本文介绍了一种求解最长摆动子序列问题的算法。该算法通过一次遍历输入序列,利用一个布尔变量来标记当前序列的趋势(上升或下降),从而达到O(n)的时间复杂度。文章还提供了详细的实现代码。
题目链接:https://leetcode.com/problems/wiggle-subsequence/
题目:
A sequence of numbers is called a wiggle sequence if the differences between successive numbers strictly alternate between positive and negative. The first difference (if one exists) may be either positive or negative. A sequence with fewer than two elements is trivially a wiggle sequence.

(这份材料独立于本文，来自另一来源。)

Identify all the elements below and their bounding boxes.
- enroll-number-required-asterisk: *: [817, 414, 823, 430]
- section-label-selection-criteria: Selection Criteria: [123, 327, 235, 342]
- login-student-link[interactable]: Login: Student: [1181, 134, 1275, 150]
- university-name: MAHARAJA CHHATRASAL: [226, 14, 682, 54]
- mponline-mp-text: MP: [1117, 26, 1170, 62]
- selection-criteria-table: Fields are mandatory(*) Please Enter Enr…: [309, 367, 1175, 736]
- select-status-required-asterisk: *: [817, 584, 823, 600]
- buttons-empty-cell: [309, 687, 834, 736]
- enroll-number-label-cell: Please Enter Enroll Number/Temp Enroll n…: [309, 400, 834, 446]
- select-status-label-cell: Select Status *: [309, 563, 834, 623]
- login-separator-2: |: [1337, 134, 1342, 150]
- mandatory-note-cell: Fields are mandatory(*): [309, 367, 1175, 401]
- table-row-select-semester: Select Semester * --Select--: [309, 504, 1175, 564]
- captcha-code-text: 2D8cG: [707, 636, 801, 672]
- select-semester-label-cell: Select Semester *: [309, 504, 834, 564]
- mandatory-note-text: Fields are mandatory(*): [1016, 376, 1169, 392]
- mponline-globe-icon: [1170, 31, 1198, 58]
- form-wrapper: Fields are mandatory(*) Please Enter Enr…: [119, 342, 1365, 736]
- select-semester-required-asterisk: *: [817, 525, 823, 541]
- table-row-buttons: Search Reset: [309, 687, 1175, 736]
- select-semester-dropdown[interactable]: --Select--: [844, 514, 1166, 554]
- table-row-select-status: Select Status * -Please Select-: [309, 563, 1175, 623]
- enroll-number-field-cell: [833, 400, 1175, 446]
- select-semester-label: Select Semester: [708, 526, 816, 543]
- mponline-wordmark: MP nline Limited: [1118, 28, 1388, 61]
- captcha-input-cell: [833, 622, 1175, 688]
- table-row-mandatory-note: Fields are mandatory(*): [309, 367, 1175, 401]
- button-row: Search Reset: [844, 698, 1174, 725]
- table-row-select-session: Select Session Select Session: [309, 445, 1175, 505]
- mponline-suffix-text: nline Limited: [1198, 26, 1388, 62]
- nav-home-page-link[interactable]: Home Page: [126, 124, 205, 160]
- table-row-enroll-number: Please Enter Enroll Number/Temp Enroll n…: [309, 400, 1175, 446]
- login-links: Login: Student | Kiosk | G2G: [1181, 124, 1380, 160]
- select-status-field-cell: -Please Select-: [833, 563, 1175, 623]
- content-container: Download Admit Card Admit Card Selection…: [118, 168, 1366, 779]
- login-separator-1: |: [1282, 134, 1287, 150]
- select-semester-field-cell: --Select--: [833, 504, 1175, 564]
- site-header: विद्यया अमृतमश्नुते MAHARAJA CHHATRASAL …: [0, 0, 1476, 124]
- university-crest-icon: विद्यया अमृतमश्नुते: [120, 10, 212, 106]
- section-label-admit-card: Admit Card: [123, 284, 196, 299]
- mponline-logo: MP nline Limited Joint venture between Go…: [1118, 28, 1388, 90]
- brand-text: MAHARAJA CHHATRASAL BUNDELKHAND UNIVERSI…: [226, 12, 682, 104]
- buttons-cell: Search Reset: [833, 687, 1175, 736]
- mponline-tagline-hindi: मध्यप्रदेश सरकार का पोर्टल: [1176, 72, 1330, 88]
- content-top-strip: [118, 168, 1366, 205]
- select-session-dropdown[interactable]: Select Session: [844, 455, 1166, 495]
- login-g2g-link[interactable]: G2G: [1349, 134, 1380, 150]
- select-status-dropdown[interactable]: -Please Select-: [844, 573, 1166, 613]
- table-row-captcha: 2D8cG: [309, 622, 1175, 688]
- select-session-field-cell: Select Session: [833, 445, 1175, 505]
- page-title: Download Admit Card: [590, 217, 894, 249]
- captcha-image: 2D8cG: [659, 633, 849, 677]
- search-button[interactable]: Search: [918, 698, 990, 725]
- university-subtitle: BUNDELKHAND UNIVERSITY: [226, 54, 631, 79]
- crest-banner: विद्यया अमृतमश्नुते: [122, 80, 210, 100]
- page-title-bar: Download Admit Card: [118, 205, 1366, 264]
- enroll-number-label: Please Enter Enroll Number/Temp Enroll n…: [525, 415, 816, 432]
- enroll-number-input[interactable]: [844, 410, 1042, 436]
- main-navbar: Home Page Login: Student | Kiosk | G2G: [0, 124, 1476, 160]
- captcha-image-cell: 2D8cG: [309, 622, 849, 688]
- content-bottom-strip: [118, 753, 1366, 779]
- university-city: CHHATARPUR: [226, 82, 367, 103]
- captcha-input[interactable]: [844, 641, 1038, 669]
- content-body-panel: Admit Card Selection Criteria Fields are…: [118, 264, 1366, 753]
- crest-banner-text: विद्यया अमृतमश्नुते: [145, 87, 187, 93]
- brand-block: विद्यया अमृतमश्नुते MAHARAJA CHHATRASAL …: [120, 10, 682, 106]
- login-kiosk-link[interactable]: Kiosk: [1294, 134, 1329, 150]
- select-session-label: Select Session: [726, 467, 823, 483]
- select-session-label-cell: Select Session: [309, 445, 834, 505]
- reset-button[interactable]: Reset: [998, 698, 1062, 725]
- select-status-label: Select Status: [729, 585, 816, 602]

For example, [1,7,4,9,2,5] is a wiggle sequence because the differences (6,-3,5,-7,3) are alternately positive and negative. In contrast, [1,4,7,2,5] and [1,7,4,5,5] are not wiggle sequences, the first because its first two differences are positive and the second because its last difference is zero.
Given a sequence of integers, return the length of the longest subsequence that is a wiggle sequence. A subsequence is obtained by deleting some number of elements (eventually, also zero) from the original sequence, leaving the remaining elements in their original order.
Examples:
Input: [1,7,4,9,2,5]
Output: 6
The entire sequence is a wiggle sequence.
Input: [1,17,5,10,13,15,10,5,16,8]
Output: 7
There are several subsequences that achieve this length. One is [1,17,10,13,10,16,8].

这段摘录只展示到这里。